マージャン競技を考える第11回「卓上の核戦争」

 自分が出たいと思っているタイトル戦の予選に、ある地方都市で挑戦してきました。28人で3回戦を戦い、上位4名が4回戦進出、上位2名が本戦出場というシステムです。

 ルールは順位点が10-30という最高位戦ルールに準じるものでした。

 結果は50.3、△11.5、△33.6、計5.2で28人中12位で敗退しました。3回戦の東ラスの親番で、七対子ドラ2のリーチ(1対子カブリ)がかかっただけに悔いが残ります。

 それはさておき、自分の対局、そして4回戦の観戦を通じて競技について改めて考えさせられた1日になりました。

 まず、2回戦開始時、対戦相手の成績を知るシステムがありません。3回戦でカットというスプリントゲームなので、1回戦の成績がどうだったかというのはとても重要な情報になります。

 自分の成績を記入する用紙は配られていたので、それを見せ合うように運営サイドが促してくれれば良いのですが、自分から見せてくださいと言うのには相当勇気がいります。

 ただ、3人のうちの2人は顔なじみらしく、1回戦ラスだったとボヤき合っていたので、状況を知ることができました。1回戦がラスだと、大トップ×2回が必要になるので、ボヤくのも無理からぬことなのです。

 ちなみに、その卓は私を含め4人とも県外からの参加で、当該タイトル戦の人気を改めて知ることとなりました。

 3回戦開始前には成績を集計したペーパーが配られたので、スコアカードに記された選手番号と照合し、持ち点を確認することができました。メンバー構成は、2回戦終了時首位の女性、9位の筆者、11位の男性、26位の男性です。

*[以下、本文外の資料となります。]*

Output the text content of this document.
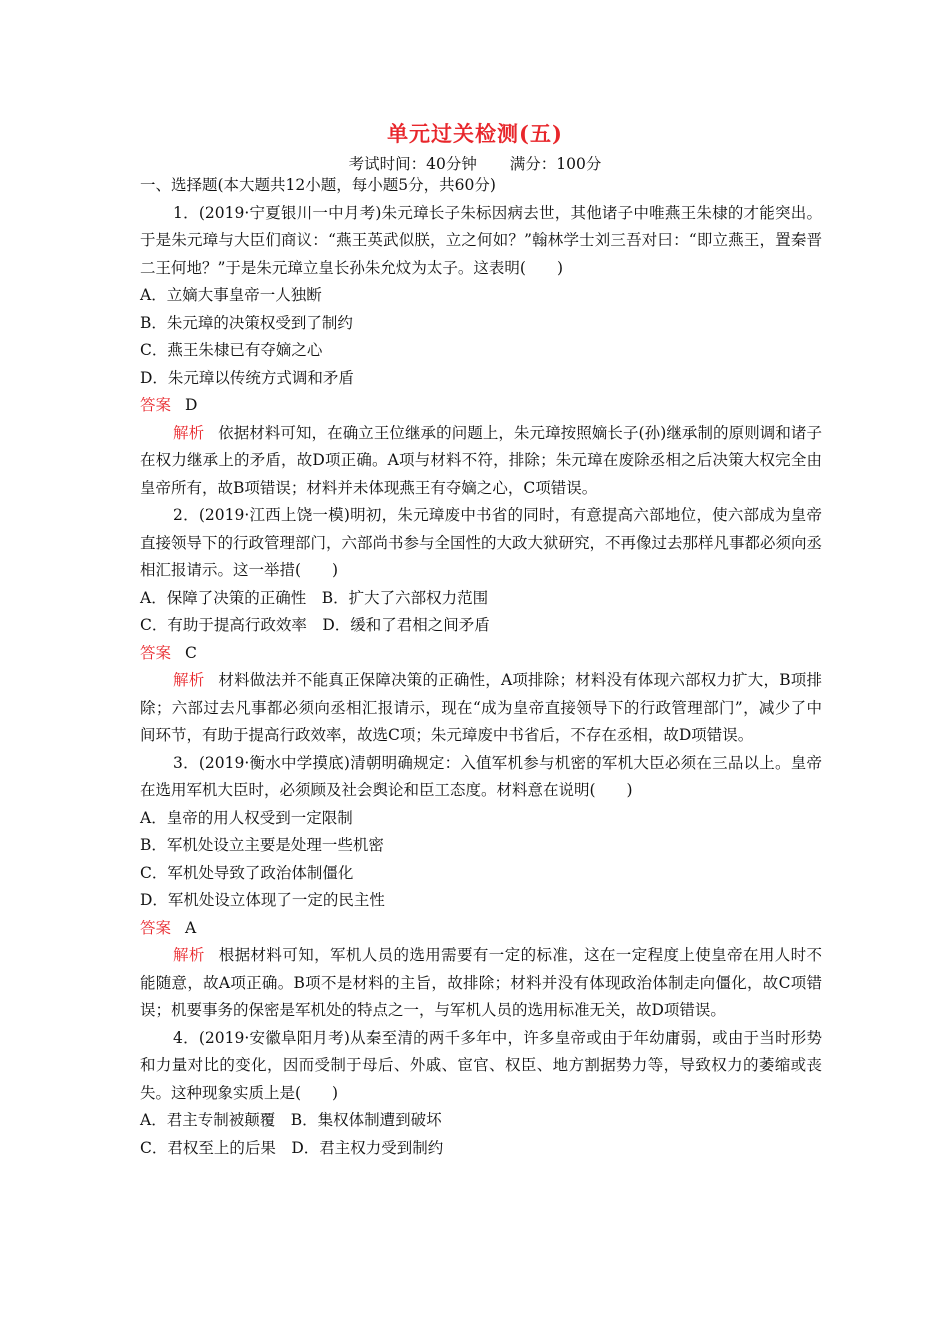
单元过关检测(五)
考试时间：40分钟 满分：100分

一、选择题(本大题共12小题，每小题5分，共60分)

1．(2019·宁夏银川一中月考)朱元璋长子朱标因病去世，其他诸子中唯燕王朱棣的才能突出。于是朱元璋与大臣们商议：“燕王英武似朕，立之何如？”翰林学士刘三吾对曰：“即立燕王，置秦晋二王何地？”于是朱元璋立皇长孙朱允炆为太子。这表明(　　)

A．立嫡大事皇帝一人独断

B．朱元璋的决策权受到了制约

C．燕王朱棣已有夺嫡之心

D．朱元璋以传统方式调和矛盾

答案 D

解析 依据材料可知，在确立王位继承的问题上，朱元璋按照嫡长子(孙)继承制的原则调和诸子在权力继承上的矛盾，故D项正确。A项与材料不符，排除；朱元璋在废除丞相之后决策大权完全由皇帝所有，故B项错误；材料并未体现燕王有夺嫡之心，C项错误。

2．(2019·江西上饶一模)明初，朱元璋废中书省的同时，有意提高六部地位，使六部成为皇帝直接领导下的行政管理部门，六部尚书参与全国性的大政大狱研究，不再像过去那样凡事都必须向丞相汇报请示。这一举措(　　)

A．保障了决策的正确性　B．扩大了六部权力范围

C．有助于提高行政效率　D．缓和了君相之间矛盾

答案 C

解析 材料做法并不能真正保障决策的正确性，A项排除；材料没有体现六部权力扩大，B项排除；六部过去凡事都必须向丞相汇报请示，现在“成为皇帝直接领导下的行政管理部门”，减少了中间环节，有助于提高行政效率，故选C项；朱元璋废中书省后，不存在丞相，故D项错误。

3．(2019·衡水中学摸底)清朝明确规定：入值军机参与机密的军机大臣必须在三品以上。皇帝在选用军机大臣时，必须顾及社会舆论和臣工态度。材料意在说明(　　)

A．皇帝的用人权受到一定限制

B．军机处设立主要是处理一些机密

C．军机处导致了政治体制僵化

D．军机处设立体现了一定的民主性

答案 A

解析 根据材料可知，军机人员的选用需要有一定的标准，这在一定程度上使皇帝在用人时不能随意，故A项正确。B项不是材料的主旨，故排除；材料并没有体现政治体制走向僵化，故C项错误；机要事务的保密是军机处的特点之一，与军机人员的选用标准无关，故D项错误。

4．(2019·安徽阜阳月考)从秦至清的两千多年中，许多皇帝或由于年幼庸弱，或由于当时形势和力量对比的变化，因而受制于母后、外戚、宦官、权臣、地方割据势力等，导致权力的萎缩或丧失。这种现象实质上是(　　)

A．君主专制被颠覆　B．集权体制遭到破坏

C．君权至上的后果　D．君主权力受到制约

 筆者と11位の男性はトップのポイント次第で充分に4回戦進出を狙えます。

 問題は26位の方が、どういうテーマで打つのか、でした。ざっくり10万点プラスのトップが必要という絶望的な状況なので、ひたすら高打点を狙うのか、それとも・・・。

 時間切れの最終局、その方は後付けで1000点を仕掛けました。満ツモ条件の女性と筆者には迷惑至極の打ち方なのですが、女性がリーチをかけ3着のまま終局。大丈夫かなと心配しましたが、なんとかトータル3位で4回戦に進出を決め、他人事ながらほっと胸を撫で下ろしたのでした。

 ここで考えたことですが、やはり2回戦であってもカットラインはあった方が良いなということでした。仮に12名カットしたとして、それでも下位は苦しいですが絶望的とまではいきません。

 しかし、競技会に参加し、たった2回で敗退してやることがないのは空しい限りではあります。そこはハウス大会を開催するなり、主催者側が工夫できるのではないでしょうか。

 タイトル獲得のための究極のディール

 話は戻りますが、ある高名なプロと「望みなし問題」について語りあったときに、どうすれば「望みなし」にならないようにできるかという話になりました。タイトル戦の決勝戦、首位者を追撃する立場の自分(親番が落ちると絶望的)、同じく追撃する対局者A(親番は自分より後)という状況。

 そのプロは、「自分の親を落としたら、Aの親も落し返すと宣言する、または翌年以降に備えて実行すれば良い」という考えを披露しました。Aさんは親が残っているので、その局で何点アガらなくてはならないというのはありません。

 しかし、それを許したら自分が「望みなし」に陥るので、ディールでそれを防ごうというわけです。

 その考え方を拡大解釈すると、来年以降立場が逆でも相手の親番は蹴らない。さらには、テンパイのために食わせてでも親番を守ってあげるということにまでなりそうです。

 なにか、核戦争の話みたいですが、タイトル戦で勝つことを真剣に突き詰めるとこういうところに行きつくのでしょうか・・・。

 翻って、筆者が26位氏に「大人しくしていてくださいよ。でないと、今度どこかで逆の立場のときに報復の嫌がらせをしますよ」と言ったらどうなったのでしょうか。

 東京の人間と当たることなどない、と軽く無視されて終わるようにも思えますが、こういう余計なことを考えないで済むように、システムをさらにブラッシュアップする必要があると思料する次第なのです。